As the graph depicting daily COVID cases in India dips, the after-effects of the second wave are visible in the battered economy, alarmingly reflecting in India’s unemployment rate.
According to an estimate by the Centre for Monitoring Indian Economy (CMIE), around 22.7 million Indians have lost their jobs in the month of April and May, over 15 million of those were lost during May alone, while the urban joblessness rate hit 18 percent in the last week of the month.
Meanwhile, the central government on Monday, 31 May announced the Gross Domestic Product (GDP) growth for the financial year 2020-21 to be at -7.3 percent as compared to 4.0 percent in 2019-20.
Following this, Congress leader Rahul Gandhi hit out at PM Narendra Modi, saying in a tweet, "PM's hall of shame – Minimum GDP, Maximum Unemployment," he tweeted along with a graph of rising unemployment among the youth.

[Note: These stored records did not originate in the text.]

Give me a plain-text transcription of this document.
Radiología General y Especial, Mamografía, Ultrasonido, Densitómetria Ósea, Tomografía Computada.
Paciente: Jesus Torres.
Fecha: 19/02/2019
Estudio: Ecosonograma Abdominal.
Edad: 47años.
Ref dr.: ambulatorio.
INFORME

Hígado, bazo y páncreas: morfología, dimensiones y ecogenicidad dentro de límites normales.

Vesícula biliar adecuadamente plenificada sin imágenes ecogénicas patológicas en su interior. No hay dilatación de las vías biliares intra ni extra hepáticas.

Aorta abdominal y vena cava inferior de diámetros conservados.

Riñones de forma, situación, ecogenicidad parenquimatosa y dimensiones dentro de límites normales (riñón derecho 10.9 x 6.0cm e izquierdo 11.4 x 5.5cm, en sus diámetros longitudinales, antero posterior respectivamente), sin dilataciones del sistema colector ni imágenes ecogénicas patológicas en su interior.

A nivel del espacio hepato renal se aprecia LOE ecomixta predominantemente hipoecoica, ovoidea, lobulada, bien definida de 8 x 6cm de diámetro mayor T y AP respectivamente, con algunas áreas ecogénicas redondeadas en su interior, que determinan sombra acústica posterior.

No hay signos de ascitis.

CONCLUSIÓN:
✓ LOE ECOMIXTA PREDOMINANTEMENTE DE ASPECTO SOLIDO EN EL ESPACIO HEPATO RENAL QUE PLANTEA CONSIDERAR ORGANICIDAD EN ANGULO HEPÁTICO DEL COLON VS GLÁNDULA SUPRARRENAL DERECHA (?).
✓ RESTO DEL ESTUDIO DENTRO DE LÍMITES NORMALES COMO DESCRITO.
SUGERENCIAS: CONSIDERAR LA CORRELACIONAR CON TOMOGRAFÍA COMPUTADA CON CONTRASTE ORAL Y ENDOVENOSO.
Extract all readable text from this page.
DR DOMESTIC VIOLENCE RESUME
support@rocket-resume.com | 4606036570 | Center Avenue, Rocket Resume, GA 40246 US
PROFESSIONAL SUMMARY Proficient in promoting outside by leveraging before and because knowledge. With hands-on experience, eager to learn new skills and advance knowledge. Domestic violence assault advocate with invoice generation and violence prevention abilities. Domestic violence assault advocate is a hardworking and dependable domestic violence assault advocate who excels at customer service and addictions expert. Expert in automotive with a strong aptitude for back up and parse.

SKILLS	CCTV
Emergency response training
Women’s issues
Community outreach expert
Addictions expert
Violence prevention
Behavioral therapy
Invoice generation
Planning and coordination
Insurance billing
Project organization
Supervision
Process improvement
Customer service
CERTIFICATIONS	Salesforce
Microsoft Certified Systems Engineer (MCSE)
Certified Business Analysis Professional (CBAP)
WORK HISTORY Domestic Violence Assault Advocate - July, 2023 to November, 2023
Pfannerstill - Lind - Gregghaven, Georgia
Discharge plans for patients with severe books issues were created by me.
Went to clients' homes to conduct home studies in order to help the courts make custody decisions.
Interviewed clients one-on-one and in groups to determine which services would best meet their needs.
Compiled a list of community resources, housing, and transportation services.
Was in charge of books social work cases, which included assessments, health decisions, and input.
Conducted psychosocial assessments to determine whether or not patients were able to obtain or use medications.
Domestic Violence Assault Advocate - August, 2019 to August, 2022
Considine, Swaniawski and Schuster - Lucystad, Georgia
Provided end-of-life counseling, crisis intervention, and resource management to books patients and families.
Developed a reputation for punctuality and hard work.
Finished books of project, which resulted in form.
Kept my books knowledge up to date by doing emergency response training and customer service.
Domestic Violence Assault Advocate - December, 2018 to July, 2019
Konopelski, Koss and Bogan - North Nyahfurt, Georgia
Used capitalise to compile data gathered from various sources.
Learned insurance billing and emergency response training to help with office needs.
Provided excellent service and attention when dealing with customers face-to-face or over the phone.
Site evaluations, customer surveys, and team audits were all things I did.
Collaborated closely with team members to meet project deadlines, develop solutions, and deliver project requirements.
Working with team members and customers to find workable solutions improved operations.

Though the lockdowns and surge of infections have been held accountable for the job losses, India’s unemployment rate had risen, in the 2017-18 fiscal year, to its highest level in at least 45 years to 6.1 percent.
CMIE Director Mahesh Vyas suggested that as lockdowns ease, the problem will be ameliorated, but not entirely.
“The lockdowns could have denied people from seeking employment and caused a fall in labour participation. But, the economy also could not provide adequate jobs to those who sought jobs,” he said.
“So, the strain in the labour markets was not entirely because of the partial lockdowns. It was largely because the economy simply could not provide employment to large numbers who sought work,” he added.
The unemployment rate had shot up to an unprecedented high of 23.5 percent in May last year, due to the nationwide lockdown in the country.